My benchmark of an Arm processor (arm64-v8a) on a Householder QR decomposition, written in assembly language, is yielding a computation rate of about 2 Gflops/second. This seems exceptionally high and I would like an understanding of what the compiler is really doing. The matrix is 384x240 and is being solved in 17-18 milliseconds. The processor is an Octa-core (2x2.6 GHz Cortex-A76 & 2x1.92 GHz Cortex-A76 & 4x1.8 GHz Cortex-A55) on a Kirin 980 (7 nm) chip. The main loop in the code is seven instructions: 2 loads, multiply-accumulate (single instruction), one store, increment an address, decrement loop count, and branch.

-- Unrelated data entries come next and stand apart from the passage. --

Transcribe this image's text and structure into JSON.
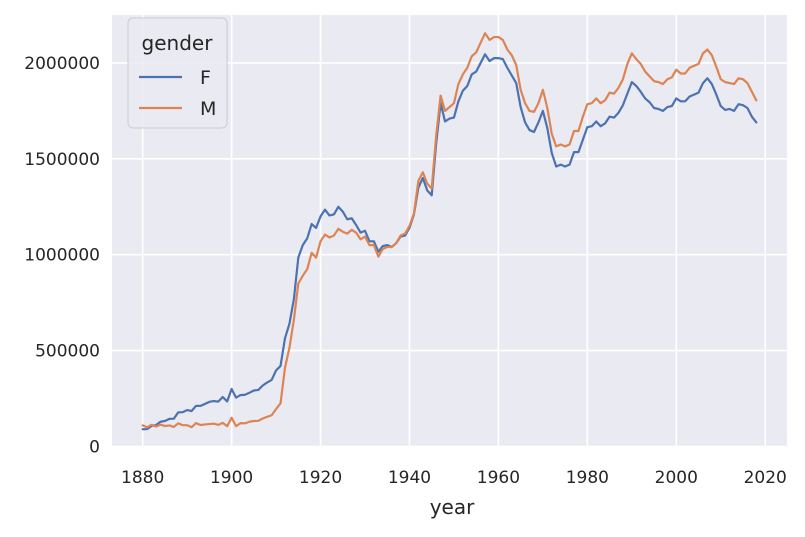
{
  "chart_data": {
    "type": "line",
    "title": "",
    "xlabel": "year",
    "ylabel": "",
    "xlim": [
      1873.1,
      2024.9
    ],
    "ylim": [
      -2600,
      2250000
    ],
    "xticks": [
      1880,
      1900,
      1920,
      1940,
      1960,
      1980,
      2000,
      2020
    ],
    "yticks": [
      0,
      500000,
      1000000,
      1500000,
      2000000
    ],
    "grid": true,
    "legend": {
      "title": "gender",
      "placement": "top-left"
    },
    "series": [
      {
        "name": "F",
        "color": "#4c72b0",
        "points": [
          [
            1880,
            90000
          ],
          [
            1881,
            91000
          ],
          [
            1882,
            107000
          ],
          [
            1883,
            112000
          ],
          [
            1884,
            129000
          ],
          [
            1885,
            133000
          ],
          [
            1886,
            144000
          ],
          [
            1887,
            145000
          ],
          [
            1888,
            178000
          ],
          [
            1889,
            179000
          ],
          [
            1890,
            190000
          ],
          [
            1891,
            185000
          ],
          [
            1892,
            212000
          ],
          [
            1893,
            212000
          ],
          [
            1894,
            222000
          ],
          [
            1895,
            233000
          ],
          [
            1896,
            237000
          ],
          [
            1897,
            234000
          ],
          [
            1898,
            258000
          ],
          [
            1899,
            235000
          ],
          [
            1900,
            300000
          ],
          [
            1901,
            255000
          ],
          [
            1902,
            268000
          ],
          [
            1903,
            270000
          ],
          [
            1904,
            280000
          ],
          [
            1905,
            292000
          ],
          [
            1906,
            295000
          ],
          [
            1907,
            318000
          ],
          [
            1908,
            334000
          ],
          [
            1909,
            347000
          ],
          [
            1910,
            397000
          ],
          [
            1911,
            420000
          ],
          [
            1912,
            564000
          ],
          [
            1913,
            640000
          ],
          [
            1914,
            768000
          ],
          [
            1915,
            985000
          ],
          [
            1916,
            1050000
          ],
          [
            1917,
            1085000
          ],
          [
            1918,
            1160000
          ],
          [
            1919,
            1140000
          ],
          [
            1920,
            1200000
          ],
          [
            1921,
            1235000
          ],
          [
            1922,
            1205000
          ],
          [
            1923,
            1210000
          ],
          [
            1924,
            1250000
          ],
          [
            1925,
            1225000
          ],
          [
            1926,
            1185000
          ],
          [
            1927,
            1190000
          ],
          [
            1928,
            1155000
          ],
          [
            1929,
            1115000
          ],
          [
            1930,
            1125000
          ],
          [
            1931,
            1070000
          ],
          [
            1932,
            1070000
          ],
          [
            1933,
            1015000
          ],
          [
            1934,
            1045000
          ],
          [
            1935,
            1050000
          ],
          [
            1936,
            1040000
          ],
          [
            1937,
            1060000
          ],
          [
            1938,
            1095000
          ],
          [
            1939,
            1100000
          ],
          [
            1940,
            1140000
          ],
          [
            1941,
            1210000
          ],
          [
            1942,
            1350000
          ],
          [
            1943,
            1400000
          ],
          [
            1944,
            1335000
          ],
          [
            1945,
            1310000
          ],
          [
            1946,
            1580000
          ],
          [
            1947,
            1790000
          ],
          [
            1948,
            1695000
          ],
          [
            1949,
            1710000
          ],
          [
            1950,
            1715000
          ],
          [
            1951,
            1800000
          ],
          [
            1952,
            1855000
          ],
          [
            1953,
            1880000
          ],
          [
            1954,
            1940000
          ],
          [
            1955,
            1955000
          ],
          [
            1956,
            2000000
          ],
          [
            1957,
            2045000
          ],
          [
            1958,
            2010000
          ],
          [
            1959,
            2025000
          ],
          [
            1960,
            2025000
          ],
          [
            1961,
            2020000
          ],
          [
            1962,
            1975000
          ],
          [
            1963,
            1935000
          ],
          [
            1964,
            1895000
          ],
          [
            1965,
            1770000
          ],
          [
            1966,
            1690000
          ],
          [
            1967,
            1650000
          ],
          [
            1968,
            1640000
          ],
          [
            1969,
            1690000
          ],
          [
            1970,
            1750000
          ],
          [
            1971,
            1660000
          ],
          [
            1972,
            1530000
          ],
          [
            1973,
            1460000
          ],
          [
            1974,
            1470000
          ],
          [
            1975,
            1460000
          ],
          [
            1976,
            1470000
          ],
          [
            1977,
            1535000
          ],
          [
            1978,
            1535000
          ],
          [
            1979,
            1600000
          ],
          [
            1980,
            1665000
          ],
          [
            1981,
            1670000
          ],
          [
            1982,
            1695000
          ],
          [
            1983,
            1670000
          ],
          [
            1984,
            1685000
          ],
          [
            1985,
            1720000
          ],
          [
            1986,
            1715000
          ],
          [
            1987,
            1740000
          ],
          [
            1988,
            1780000
          ],
          [
            1989,
            1840000
          ],
          [
            1990,
            1900000
          ],
          [
            1991,
            1880000
          ],
          [
            1992,
            1850000
          ],
          [
            1993,
            1815000
          ],
          [
            1994,
            1795000
          ],
          [
            1995,
            1765000
          ],
          [
            1996,
            1760000
          ],
          [
            1997,
            1750000
          ],
          [
            1998,
            1770000
          ],
          [
            1999,
            1775000
          ],
          [
            2000,
            1815000
          ],
          [
            2001,
            1800000
          ],
          [
            2002,
            1800000
          ],
          [
            2003,
            1825000
          ],
          [
            2004,
            1835000
          ],
          [
            2005,
            1845000
          ],
          [
            2006,
            1895000
          ],
          [
            2007,
            1920000
          ],
          [
            2008,
            1890000
          ],
          [
            2009,
            1835000
          ],
          [
            2010,
            1775000
          ],
          [
            2011,
            1755000
          ],
          [
            2012,
            1760000
          ],
          [
            2013,
            1750000
          ],
          [
            2014,
            1785000
          ],
          [
            2015,
            1780000
          ],
          [
            2016,
            1765000
          ],
          [
            2017,
            1720000
          ],
          [
            2018,
            1690000
          ]
        ]
      },
      {
        "name": "M",
        "color": "#dd8452",
        "points": [
          [
            1880,
            110000
          ],
          [
            1881,
            100000
          ],
          [
            1882,
            113000
          ],
          [
            1883,
            104000
          ],
          [
            1884,
            114000
          ],
          [
            1885,
            107000
          ],
          [
            1886,
            110000
          ],
          [
            1887,
            102000
          ],
          [
            1888,
            121000
          ],
          [
            1889,
            111000
          ],
          [
            1890,
            111000
          ],
          [
            1891,
            101000
          ],
          [
            1892,
            122000
          ],
          [
            1893,
            112000
          ],
          [
            1894,
            115000
          ],
          [
            1895,
            117000
          ],
          [
            1896,
            119000
          ],
          [
            1897,
            113000
          ],
          [
            1898,
            123000
          ],
          [
            1899,
            106000
          ],
          [
            1900,
            150000
          ],
          [
            1901,
            106000
          ],
          [
            1902,
            122000
          ],
          [
            1903,
            121000
          ],
          [
            1904,
            129000
          ],
          [
            1905,
            133000
          ],
          [
            1906,
            134000
          ],
          [
            1907,
            146000
          ],
          [
            1908,
            155000
          ],
          [
            1909,
            163000
          ],
          [
            1910,
            195000
          ],
          [
            1911,
            225000
          ],
          [
            1912,
            410000
          ],
          [
            1913,
            515000
          ],
          [
            1914,
            660000
          ],
          [
            1915,
            850000
          ],
          [
            1916,
            890000
          ],
          [
            1917,
            925000
          ],
          [
            1918,
            1010000
          ],
          [
            1919,
            985000
          ],
          [
            1920,
            1070000
          ],
          [
            1921,
            1105000
          ],
          [
            1922,
            1090000
          ],
          [
            1923,
            1100000
          ],
          [
            1924,
            1135000
          ],
          [
            1925,
            1120000
          ],
          [
            1926,
            1110000
          ],
          [
            1927,
            1130000
          ],
          [
            1928,
            1115000
          ],
          [
            1929,
            1080000
          ],
          [
            1930,
            1095000
          ],
          [
            1931,
            1050000
          ],
          [
            1932,
            1050000
          ],
          [
            1933,
            990000
          ],
          [
            1934,
            1030000
          ],
          [
            1935,
            1040000
          ],
          [
            1936,
            1040000
          ],
          [
            1937,
            1060000
          ],
          [
            1938,
            1100000
          ],
          [
            1939,
            1110000
          ],
          [
            1940,
            1150000
          ],
          [
            1941,
            1215000
          ],
          [
            1942,
            1385000
          ],
          [
            1943,
            1430000
          ],
          [
            1944,
            1370000
          ],
          [
            1945,
            1345000
          ],
          [
            1946,
            1620000
          ],
          [
            1947,
            1830000
          ],
          [
            1948,
            1750000
          ],
          [
            1949,
            1770000
          ],
          [
            1950,
            1790000
          ],
          [
            1951,
            1890000
          ],
          [
            1952,
            1940000
          ],
          [
            1953,
            1975000
          ],
          [
            1954,
            2035000
          ],
          [
            1955,
            2055000
          ],
          [
            1956,
            2105000
          ],
          [
            1957,
            2155000
          ],
          [
            1958,
            2120000
          ],
          [
            1959,
            2135000
          ],
          [
            1960,
            2135000
          ],
          [
            1961,
            2120000
          ],
          [
            1962,
            2070000
          ],
          [
            1963,
            2040000
          ],
          [
            1964,
            1990000
          ],
          [
            1965,
            1860000
          ],
          [
            1966,
            1790000
          ],
          [
            1967,
            1750000
          ],
          [
            1968,
            1745000
          ],
          [
            1969,
            1790000
          ],
          [
            1970,
            1860000
          ],
          [
            1971,
            1765000
          ],
          [
            1972,
            1630000
          ],
          [
            1973,
            1565000
          ],
          [
            1974,
            1575000
          ],
          [
            1975,
            1565000
          ],
          [
            1976,
            1575000
          ],
          [
            1977,
            1645000
          ],
          [
            1978,
            1645000
          ],
          [
            1979,
            1720000
          ],
          [
            1980,
            1785000
          ],
          [
            1981,
            1790000
          ],
          [
            1982,
            1815000
          ],
          [
            1983,
            1790000
          ],
          [
            1984,
            1805000
          ],
          [
            1985,
            1845000
          ],
          [
            1986,
            1840000
          ],
          [
            1987,
            1870000
          ],
          [
            1988,
            1915000
          ],
          [
            1989,
            1995000
          ],
          [
            1990,
            2050000
          ],
          [
            1991,
            2020000
          ],
          [
            1992,
            1995000
          ],
          [
            1993,
            1955000
          ],
          [
            1994,
            1930000
          ],
          [
            1995,
            1905000
          ],
          [
            1996,
            1900000
          ],
          [
            1997,
            1890000
          ],
          [
            1998,
            1915000
          ],
          [
            1999,
            1925000
          ],
          [
            2000,
            1965000
          ],
          [
            2001,
            1945000
          ],
          [
            2002,
            1945000
          ],
          [
            2003,
            1975000
          ],
          [
            2004,
            1985000
          ],
          [
            2005,
            1995000
          ],
          [
            2006,
            2050000
          ],
          [
            2007,
            2070000
          ],
          [
            2008,
            2040000
          ],
          [
            2009,
            1980000
          ],
          [
            2010,
            1915000
          ],
          [
            2011,
            1900000
          ],
          [
            2012,
            1895000
          ],
          [
            2013,
            1890000
          ],
          [
            2014,
            1920000
          ],
          [
            2015,
            1915000
          ],
          [
            2016,
            1895000
          ],
          [
            2017,
            1850000
          ],
          [
            2018,
            1805000
          ]
        ]
      }
    ]
  }
}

Aij: ldr d0, [x0, x11, lsl #3] ldr d1, [x7], #8 fmsub d0, d4, d1, d0 str d0, [x0, x11, lsl #3] add x11, x11, x4 subs x13, x13, #1 cbnz x13, Aij
I suppose the compiler could be running this in parallel over the processors but I doubt this is true. If the Arm processor is really a VLIW architecture, then this is really a two instruction loop: the two loads are two instructions, the multiply-accumulate, the store, the address increment could all be done in one instruction in parallel, and likewise the decrement and branch. If this were the case, a single core would run this loop at about 2 Gflops/second, which is what was measured. I'm no expert on the capabilities of the compiler or of the Arm architecture and I would appreciate any comments about this benchmark and perhaps a pointer (!) to what the Arm chip is really doing at the instruction set level. This was an app developed with Android Studio. Thanks,
Bob
ARM is not a VLIW architecture. Which you can easily find out by reading the docs.